Natural selection of parasites developed properties that compensate for the effect of randomness; one of such properties is their exceptional fertility. So, hookworm gives for a day up to 25 000 eggs, and ascarid human - up to 200 000 eggs. One individual of the unarmed man can give about 5 million a day, and a year - up to 440 million eggs. Hence a very strong development in the parasites of the reproductive organs, along with what happens the reduction of "unnecessary" for the parasite organs.

The importance of parasites as pests of human health, domestic and commercial animals and as factors regulating the number of wild animals is very high. In conditions of nature and in agriculture, parasites of harmful animals, parasite parasites, secondary parasites and superparasites (or hyperparasites) are of particular importance. In the nucleus Jodamoeba butschlii parasitize Nucleophaga intestinalis, and in the protoplasm Entamoeba coli-Sphaerita sp. The same superparasites are also described in some other intestinal protozoa.
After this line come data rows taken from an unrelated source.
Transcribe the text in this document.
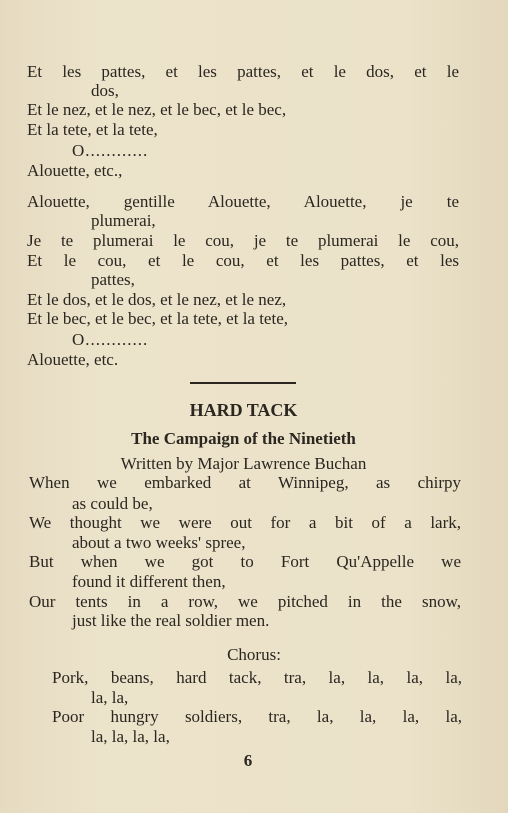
Et les pattes, et les pattes, et le dos, et le
dos,
Et le nez, et le nez, et le bec, et le bec,
Et la tete, et la tete,
O............
Alouette, etc.,
Alouette, gentille Alouette, Alouette, je te
plumerai,
Je te plumerai le cou, je te plumerai le cou,
Et le cou, et le cou, et les pattes, et les
pattes,
Et le dos, et le dos, et le nez, et le nez,
Et le bec, et le bec, et la tete, et la tete,
O............
Alouette, etc.
HARD TACK
The Campaign of the Ninetieth
Written by Major Lawrence Buchan
When we embarked at Winnipeg, as chirpy
as could be,
We thought we were out for a bit of a lark,
about a two weeks' spree,
But when we got to Fort Qu'Appelle we
found it different then,
Our tents in a row, we pitched in the snow,
just like the real soldier men.
Chorus:
Pork, beans, hard tack, tra, la, la, la, la,
la, la,
Poor hungry soldiers, tra, la, la, la, la,
la, la, la, la,
6
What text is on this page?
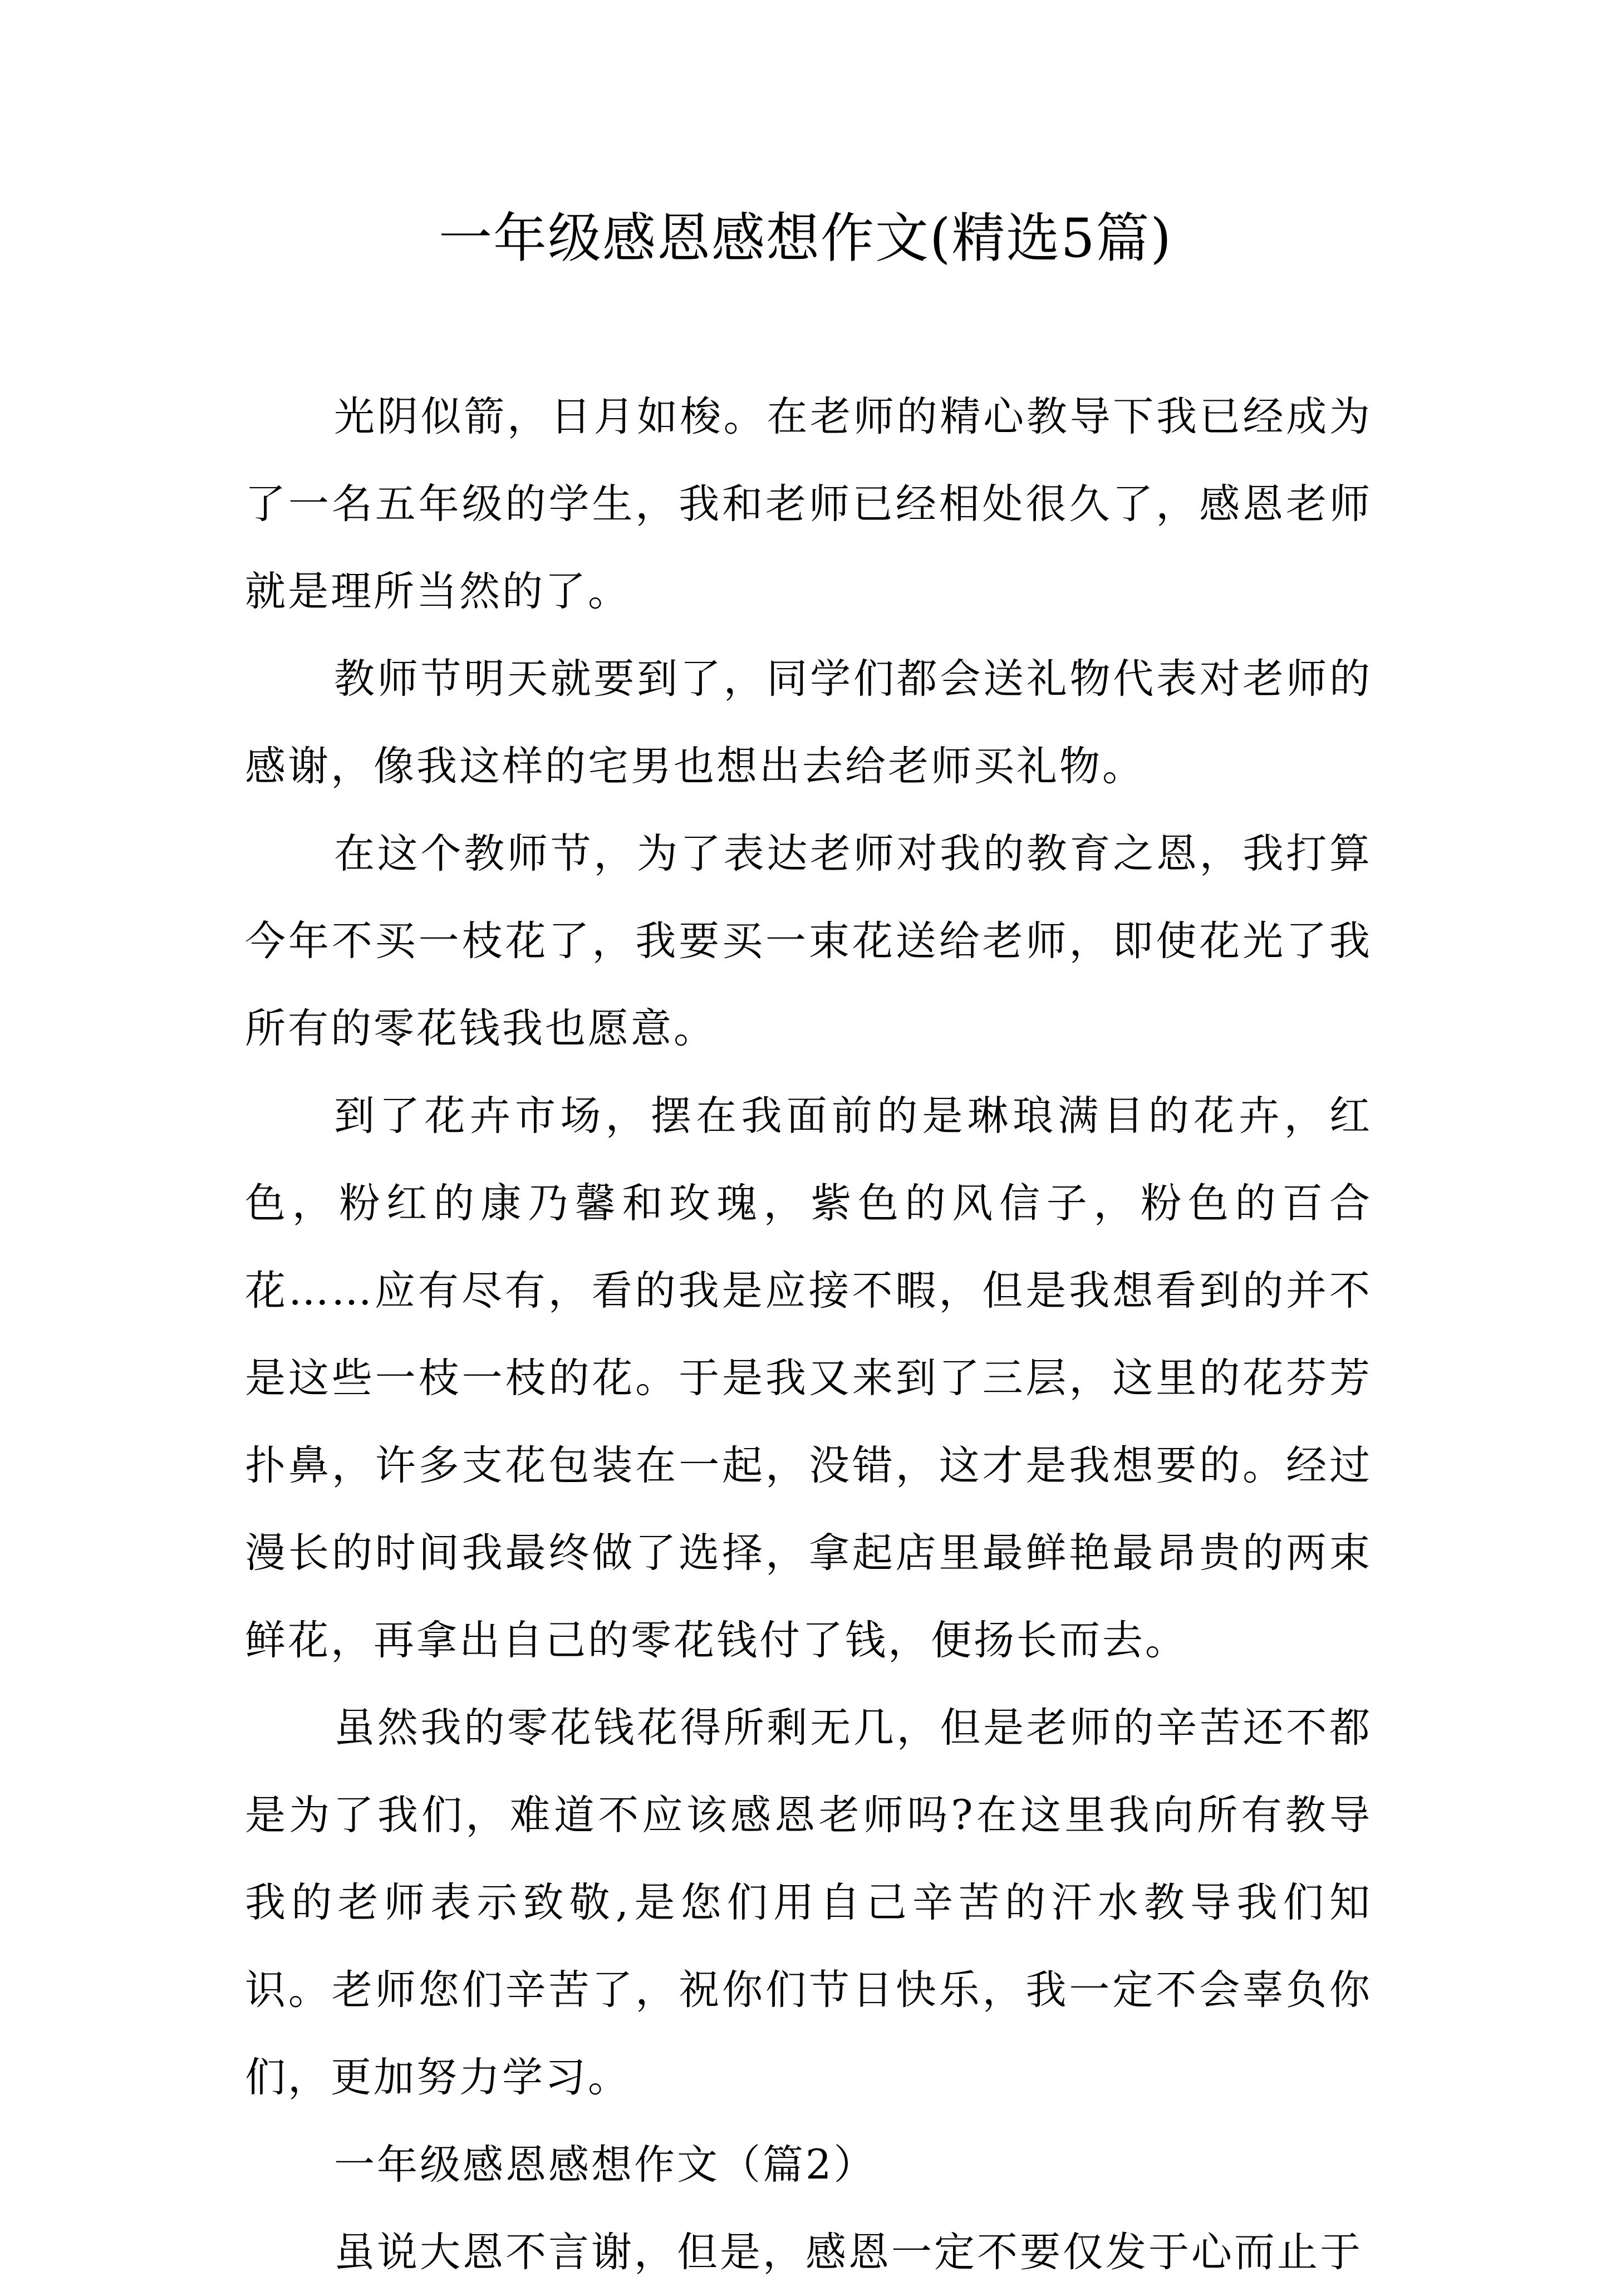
一年级感恩感想作文(精选5篇)

光阴似箭，日月如梭。在老师的精心教导下我已经成为了一名五年级的学生，我和老师已经相处很久了，感恩老师就是理所当然的了。

教师节明天就要到了，同学们都会送礼物代表对老师的感谢，像我这样的宅男也想出去给老师买礼物。

在这个教师节，为了表达老师对我的教育之恩，我打算今年不买一枝花了，我要买一束花送给老师，即使花光了我所有的零花钱我也愿意。

到了花卉市场，摆在我面前的是琳琅满目的花卉，红色，粉红的康乃馨和玫瑰，紫色的风信子，粉色的百合花……应有尽有，看的我是应接不暇，但是我想看到的并不是这些一枝一枝的花。于是我又来到了三层，这里的花芬芳扑鼻，许多支花包装在一起，没错，这才是我想要的。经过漫长的时间我最终做了选择，拿起店里最鲜艳最昂贵的两束鲜花，再拿出自己的零花钱付了钱，便扬长而去。

虽然我的零花钱花得所剩无几，但是老师的辛苦还不都是为了我们，难道不应该感恩老师吗?在这里我向所有教导我的老师表示致敬,是您们用自己辛苦的汗水教导我们知识。老师您们辛苦了，祝你们节日快乐，我一定不会辜负你们，更加努力学习。

一年级感恩感想作文（篇2）

虽说大恩不言谢，但是，感恩一定不要仅发于心而止于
The first prerequisite for the rational treatment of parasitosis should be an accurate diagnosis of parasites. The presence of parasites in the body of the host is indicated by the detection of the parasite itself (balantidium, amoeba, toxoplasm, leishmania, trypanosome, malaria pathogens, worm segments, pinworms) or its eggs, cysts, etc. The organs of parasites (feces, urine, sputum) or host tissue (blood, lymph nodes, muscles, etc.).

Recently, serological and allergic methods of investigation have been increasingly used to diagnose some parasitic diseases: reaction with dye, RSK and cutaneous test for toxoplasmosis, fluorescent antibody response and haemagglutination reaction for malaria and toxoplasmosis, precipitation reaction for some nematodes, Casoni response in echinococcosis and other

To avoid errors in the diagnosis of parasitosis, it is necessary to make a correct zoological determination of the type of parasite according to the characteristics inherent in it. In the diagnosis of parasitic diseases, it should be borne in mind that some other micro- and macroorganisms, cells, etc., which are not parasites, can be, because of some morphological similarity, taken as parasites. These are the so-called pseudoparasites. Such can be in the study of blood platelets, pollen of plants, caught on the preparation during the preparation of a blood smear, algae, which divorced in a jar with water intended for the dilution of paint, etc. Some parasitic organisms may accidentally enter the intestine of one or another a host in which they can not develop. So, for example, oocysts of rabbit coccidia, in that case, when a person ate a liver of an animal infected with these parasites, can appear in his intestines and in feces, and they are easy to detect. These are the so-called transit parasites.